Dopo aver maldestramente tentato di mettere mano ad una mirabolante manovra economica che avrebbe avuto il compito di risolvere il problema dell’occupazione a suon di reddito di sussistenza e pensioni anticipate, ma finendo poi per ritrattare di fronte agli alto-là dell’UE; dopo aver annunciato l’avvento della Dignità nel lavoro con un decreto che reintroduce fittiziamente la deregolamentazione dei voucher; dopo aver annunciato con dichiarazioni magniloquenti e sproloqui di cattivo gusto che si sarebbero chiuse le frontiere ai migranti, quando in realtà le aveva già chiuse il precedente governo a trazione PD, il governo del cambiamento si è deciso a cambiare anche il mondo dell’istruzione e della ricerca.

Il cambiamento è veramente radicale e si incardina su più momenti: cambiamento dell’Alternanza Scuola-Lavoro così contestata dagli studenti e da (coscienziosi) docenti; potenziamento dell’autonomia scolastica regionale su pressione delle regioni Veneto, Piemonte e Lombardia; decreto Scuole Sicure, e, ultimo ma non ultimo, l’abolizione del valore legale del titolo di studio. Ma in cosa consisterebbe questo cambiamento?

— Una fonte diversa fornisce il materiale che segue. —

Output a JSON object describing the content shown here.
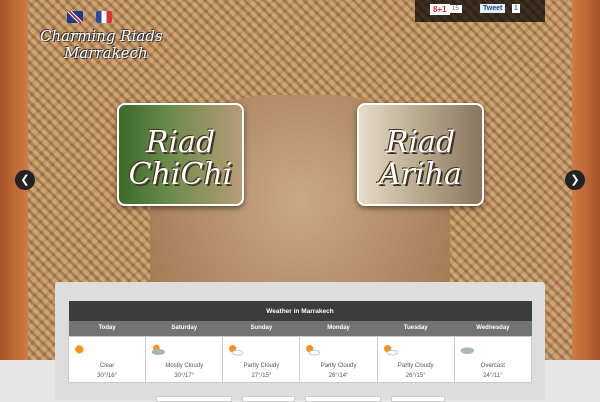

L’Alternanza Scuola-Lavoro ha sicuramente cambiato una cosa: il nome! Ora si chiama “Percorsi per le competenze trasversali e per l’orientamento”. Prevede, è vero, un dimezzamento delle ore per i licei e gli istituti professionali (rispettivamente da 200 a 100 e da 400 a 200), ma conserva la disparità tra entrambi, cioè conserva, legittima e rafforza un sistema gerarchico perfettamente in linea con la gerarchia sociale. Ma il nome nuovo non è affatto casuale. Alternanza Scuola-Lavoro era troppo diretto: fin dal nome faceva capire che sì, lo studente è futuro lavoratore, dimenticandosi che sarà futuro lavoratore alienato (ovvero “sfruttato”). Il nuovo nome, invece, è più dolce e generico. Ed è pure contraddittorio: dichiara di avere come scopo quello di far acquisire agli studenti delle capacità generiche, astratte (“trasversali”), indeterminate (altrove le chiamano “soft skills”) che molto cozza con l’orientamento verso una determinata professione pur annunciato nell’espressione “Percorsi per le competenze trasversali e per l’orientamento”.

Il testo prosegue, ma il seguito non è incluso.